Он много учился в годы ссылки — у студентов, выгнанных из университетов, но больше самостоятельно. Как и его с головой уходивший в святые книги отец, он углубленно занимался своими, светскими книгами, глотал их одну за другой. И так же как отец, он делал на полях книг пометки, писал примечания и вопросы мелкими русскими буквами. Больше других теорий он занимался марксистским учением, которое было в России новинкой, но в литовских городах и местечках еврейские революционеры уже прониклись им и распространяли его со страстью. Как всегда жадно Нисан впивал это новое учение, покоренный его логикой и глубиной, его прямотой и стройностью. Он не расставался с немецкой книгой «Капитал», возил ее с собой повсюду, как набожный еврей талес и тфилин. И так же как отец, считавший, что мало самому изучать Тору — нужно нести ее мудрость тем, кто ей не внемлет, Нисан распространял свою новую Тору и высмеивал тех, кто не хотел ее признавать. Еще в литовском городе в ссылке он железной логикой и горькой издевкой боролся с народниками, застрявшими в своих романтических верованиях, служившими чужим богам и не принимавшими его Тору, подлинную и единственную.
Теперь он распространял ее среди ешиботников в доме тряпичника Файвеле.
Бедные, притесняемые ешиботники, чей ум был отточен изучением Торы и открыт для философских размышлений и абстрактных понятий, быстро схватывали марксистское учение, которое углубленно и последовательно излагал им Нисан, и увлекались им. Файвеле-тряпичник радовался всеми колечками своей кудрявой бородки тому, как Нисан распространяет в его доме просвещение. Он гордился им, как отец образцовым сыном. По субботам приходили ткачи, главным образом подмастерья-хасиды, которых царящая в их доме нужда оторвала от Геморы и приковала к ткацким станкам. Они привыкли постоянно учиться, привыкли к святым книгам, поэтому не слишком любили субботние прогулки за город, где швеи и катушечницы лузгали семечки, прохаживаясь вместе с парнями, а лодзинская шпана приставала к подмастерьям, срывала с них шелковые шарфы и требовала отступного за право гулять с девушками. Они, подмастерья-ешиботники, искали Торы и поэтому приходили по субботам к тряпичнику Файвеле.

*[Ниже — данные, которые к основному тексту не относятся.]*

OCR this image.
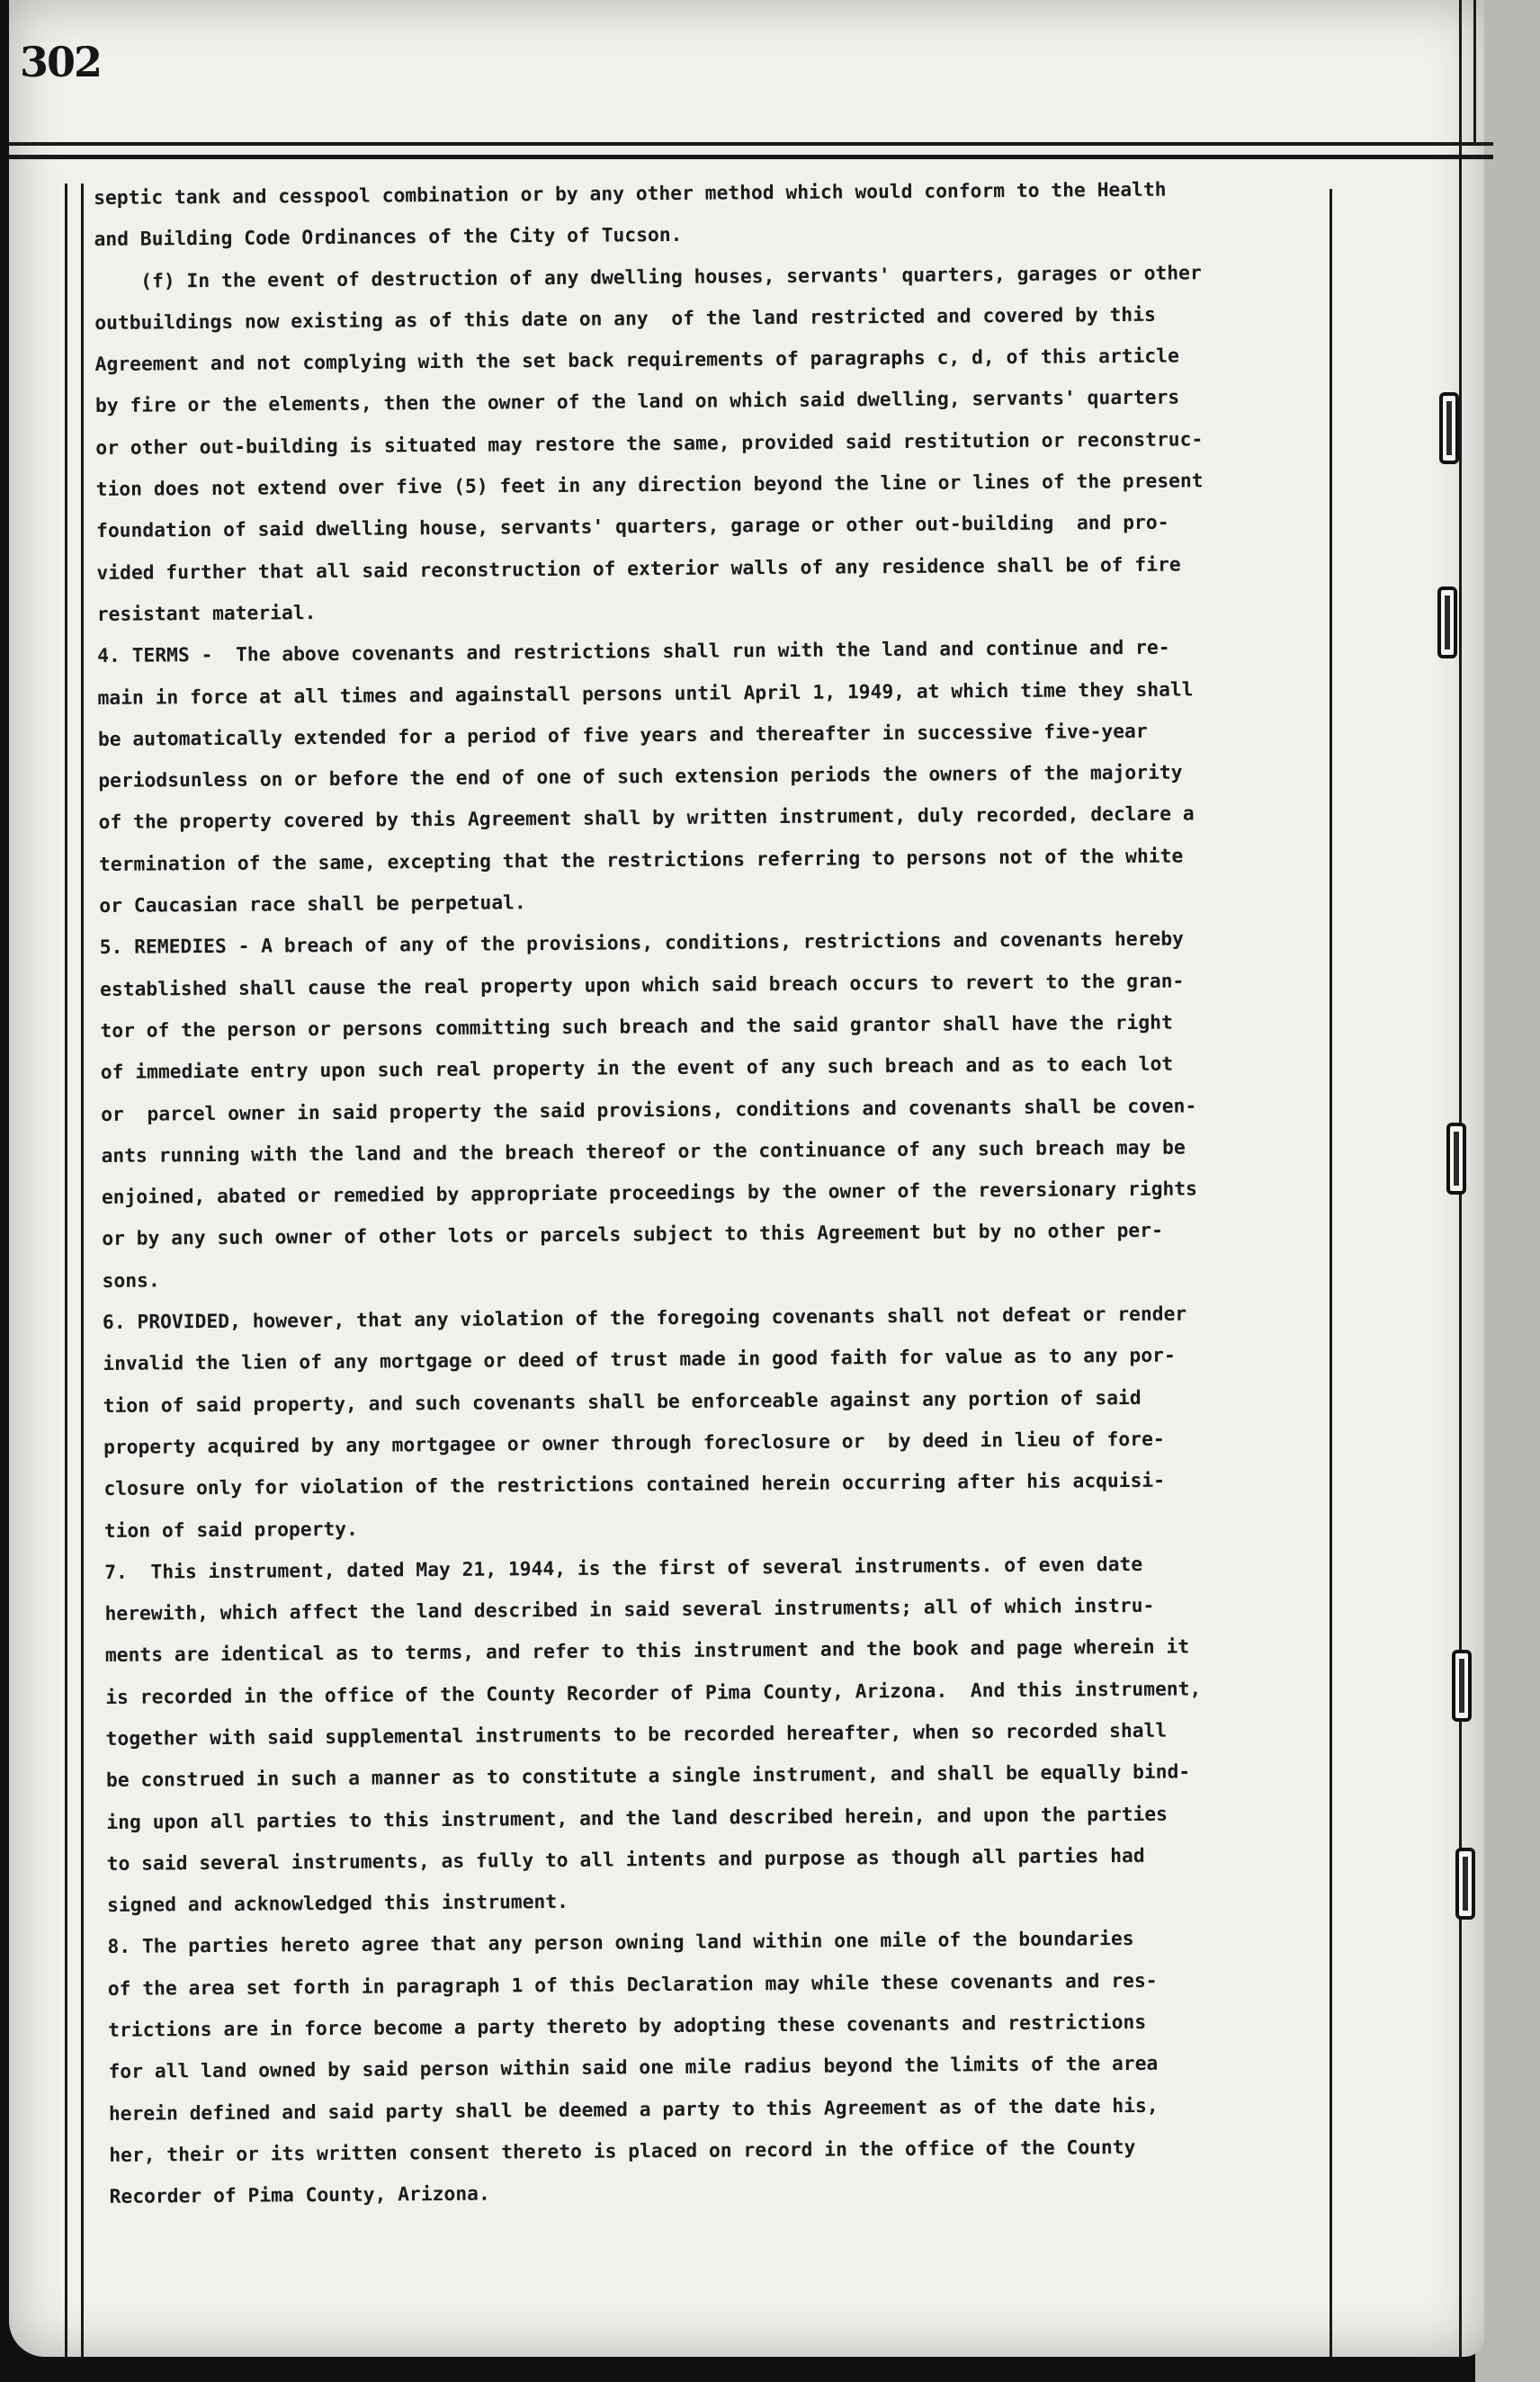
302
septic tank and cesspool combination or by any other method which would conform to the Health
and Building Code Ordinances of the City of Tucson.
(f) In the event of destruction of any dwelling houses, servants' quarters, garages or other
outbuildings now existing as of this date on any  of the land restricted and covered by this
Agreement and not complying with the set back requirements of paragraphs c, d, of this article
by fire or the elements, then the owner of the land on which said dwelling, servants' quarters
or other out-building is situated may restore the same, provided said restitution or reconstruc-
tion does not extend over five (5) feet in any direction beyond the line or lines of the present
foundation of said dwelling house, servants' quarters, garage or other out-building  and pro-
vided further that all said reconstruction of exterior walls of any residence shall be of fire
resistant material.
4. TERMS -  The above covenants and restrictions shall run with the land and continue and re-
main in force at all times and againstall persons until April 1, 1949, at which time they shall
be automatically extended for a period of five years and thereafter in successive five-year
periodsunless on or before the end of one of such extension periods the owners of the majority
of the property covered by this Agreement shall by written instrument, duly recorded, declare a
termination of the same, excepting that the restrictions referring to persons not of the white
or Caucasian race shall be perpetual.
5. REMEDIES - A breach of any of the provisions, conditions, restrictions and covenants hereby
established shall cause the real property upon which said breach occurs to revert to the gran-
tor of the person or persons committing such breach and the said grantor shall have the right
of immediate entry upon such real property in the event of any such breach and as to each lot
or  parcel owner in said property the said provisions, conditions and covenants shall be coven-
ants running with the land and the breach thereof or the continuance of any such breach may be
enjoined, abated or remedied by appropriate proceedings by the owner of the reversionary rights
or by any such owner of other lots or parcels subject to this Agreement but by no other per-
sons.
6. PROVIDED, however, that any violation of the foregoing covenants shall not defeat or render
invalid the lien of any mortgage or deed of trust made in good faith for value as to any por-
tion of said property, and such covenants shall be enforceable against any portion of said
property acquired by any mortgagee or owner through foreclosure or  by deed in lieu of fore-
closure only for violation of the restrictions contained herein occurring after his acquisi-
tion of said property.
7.  This instrument, dated May 21, 1944, is the first of several instruments. of even date
herewith, which affect the land described in said several instruments; all of which instru-
ments are identical as to terms, and refer to this instrument and the book and page wherein it
is recorded in the office of the County Recorder of Pima County, Arizona.  And this instrument,
together with said supplemental instruments to be recorded hereafter, when so recorded shall
be construed in such a manner as to constitute a single instrument, and shall be equally bind-
ing upon all parties to this instrument, and the land described herein, and upon the parties
to said several instruments, as fully to all intents and purpose as though all parties had
signed and acknowledged this instrument.
8. The parties hereto agree that any person owning land within one mile of the boundaries
of the area set forth in paragraph 1 of this Declaration may while these covenants and res-
trictions are in force become a party thereto by adopting these covenants and restrictions
for all land owned by said person within said one mile radius beyond the limits of the area
herein defined and said party shall be deemed a party to this Agreement as of the date his,
her, their or its written consent thereto is placed on record in the office of the County
Recorder of Pima County, Arizona.
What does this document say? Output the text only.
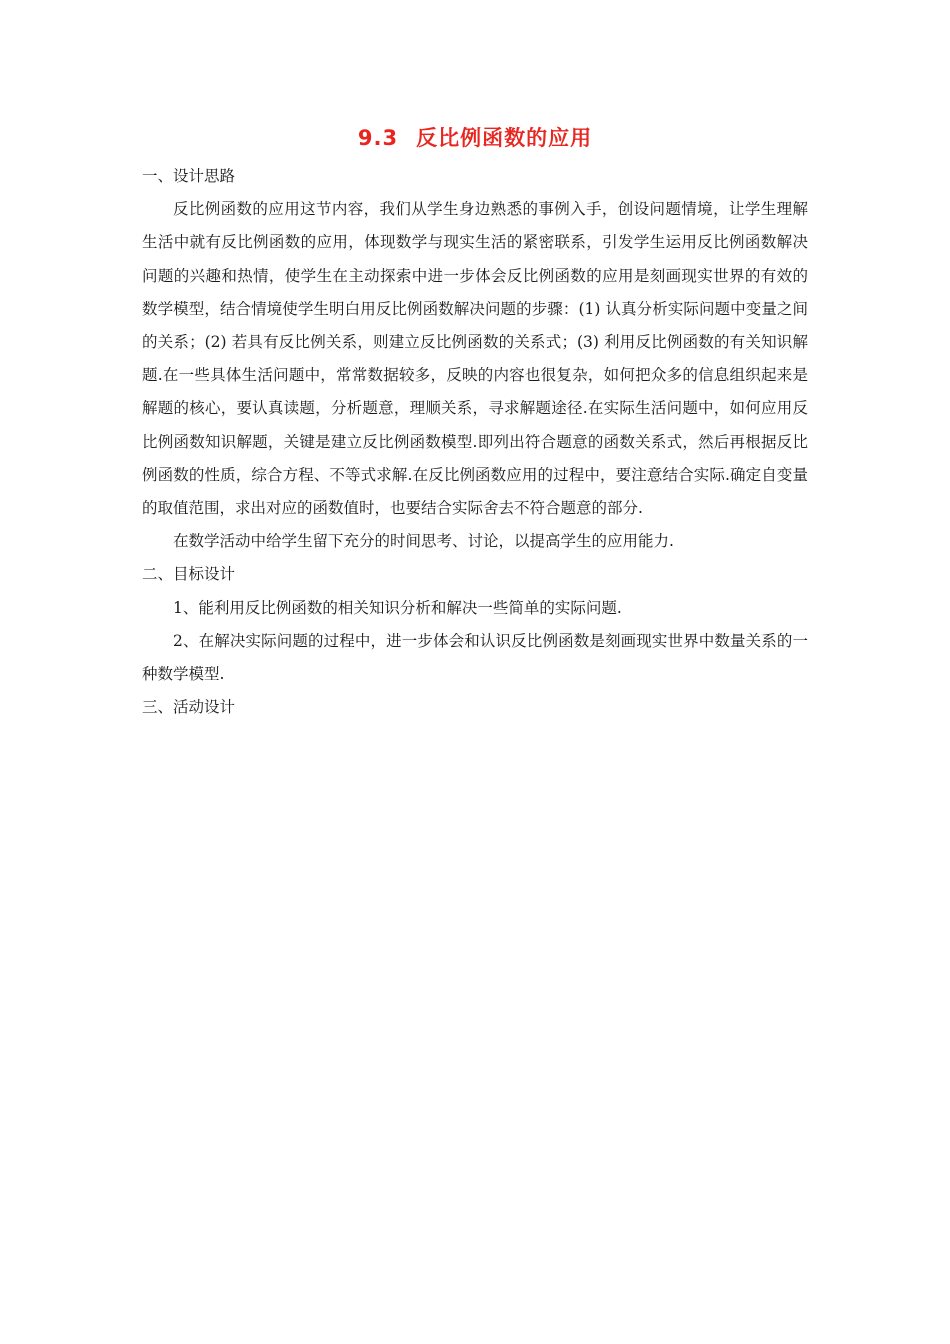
9.3 反比例函数的应用

一、设计思路

反比例函数的应用这节内容，我们从学生身边熟悉的事例入手，创设问题情境，让学生理解生活中就有反比例函数的应用，体现数学与现实生活的紧密联系，引发学生运用反比例函数解决问题的兴趣和热情，使学生在主动探索中进一步体会反比例函数的应用是刻画现实世界的有效的数学模型，结合情境使学生明白用反比例函数解决问题的步骤：(1) 认真分析实际问题中变量之间的关系；(2) 若具有反比例关系，则建立反比例函数的关系式；(3) 利用反比例函数的有关知识解题.在一些具体生活问题中，常常数据较多，反映的内容也很复杂，如何把众多的信息组织起来是解题的核心，要认真读题，分析题意，理顺关系，寻求解题途径.在实际生活问题中，如何应用反比例函数知识解题，关键是建立反比例函数模型.即列出符合题意的函数关系式，然后再根据反比例函数的性质，综合方程、不等式求解.在反比例函数应用的过程中，要注意结合实际.确定自变量的取值范围，求出对应的函数值时，也要结合实际舍去不符合题意的部分.

在数学活动中给学生留下充分的时间思考、讨论，以提高学生的应用能力.

二、目标设计

1、能利用反比例函数的相关知识分析和解决一些简单的实际问题.

2、在解决实际问题的过程中，进一步体会和认识反比例函数是刻画现实世界中数量关系的一种数学模型.

三、活动设计
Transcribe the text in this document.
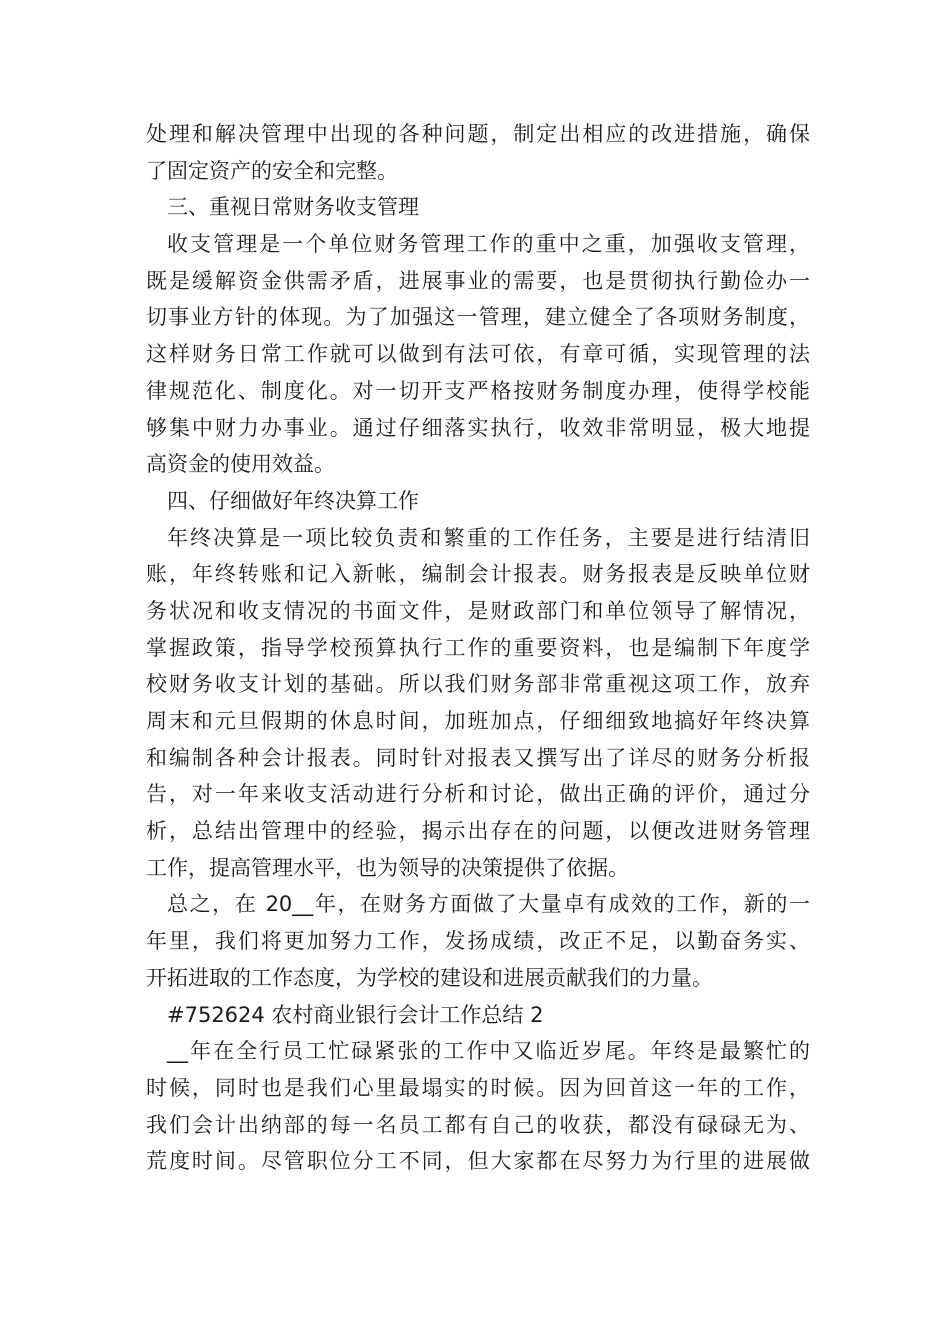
处理和解决管理中出现的各种问题，制定出相应的改进措施，确保
了固定资产的安全和完整。
三、重视日常财务收支管理
收支管理是一个单位财务管理工作的重中之重，加强收支管理，
既是缓解资金供需矛盾，进展事业的需要，也是贯彻执行勤俭办一
切事业方针的体现。为了加强这一管理，建立健全了各项财务制度，
这样财务日常工作就可以做到有法可依，有章可循，实现管理的法
律规范化、制度化。对一切开支严格按财务制度办理，使得学校能
够集中财力办事业。通过仔细落实执行，收效非常明显，极大地提
高资金的使用效益。
四、仔细做好年终决算工作
年终决算是一项比较负责和繁重的工作任务，主要是进行结清旧
账，年终转账和记入新帐，编制会计报表。财务报表是反映单位财
务状况和收支情况的书面文件，是财政部门和单位领导了解情况，
掌握政策，指导学校预算执行工作的重要资料，也是编制下年度学
校财务收支计划的基础。所以我们财务部非常重视这项工作，放弃
周末和元旦假期的休息时间，加班加点，仔细细致地搞好年终决算
和编制各种会计报表。同时针对报表又撰写出了详尽的财务分析报
告，对一年来收支活动进行分析和讨论，做出正确的评价，通过分
析，总结出管理中的经验，揭示出存在的问题，以便改进财务管理
工作，提高管理水平，也为领导的决策提供了依据。
总之，在 20__年，在财务方面做了大量卓有成效的工作，新的一
年里，我们将更加努力工作，发扬成绩，改正不足，以勤奋务实、
开拓进取的工作态度，为学校的建设和进展贡献我们的力量。
#752624 农村商业银行会计工作总结 2
__年在全行员工忙碌紧张的工作中又临近岁尾。年终是最繁忙的
时候，同时也是我们心里最塌实的时候。因为回首这一年的工作，
我们会计出纳部的每一名员工都有自己的收获，都没有碌碌无为、
荒度时间。尽管职位分工不同，但大家都在尽努力为行里的进展做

Борьба за права, вопросы повышения заработной платы, уменьшения количества рабочих часов не интересовали Файвеле. Все это не имело никакого отношения к вольнодумству. Но вместе с тем собиравшиеся вокруг Нисана вели и антирелигиозные речи, смеялись над святошами, раввинами и цадиками. От этого Файвеле расцветал.
— Курите, евреи, — подбадривал он их и раздавал папиросы.
Табачный дым по субботам разгонял его страх перед этими собраниями.
В мастерских ткачи стали петь за работой новые песни, песни об императоре, от которых мастера хватались за голову и затыкали уши.
— Смутьяны! — кричали они, закрывая голову руками. — И у стен есть уши! Из-за вас нас всех сошлют в цепях в Сибирь!
Еще больше они злились, когда в песнях пелось о них самих, когда звучали дурные, едкие слова о мастерах.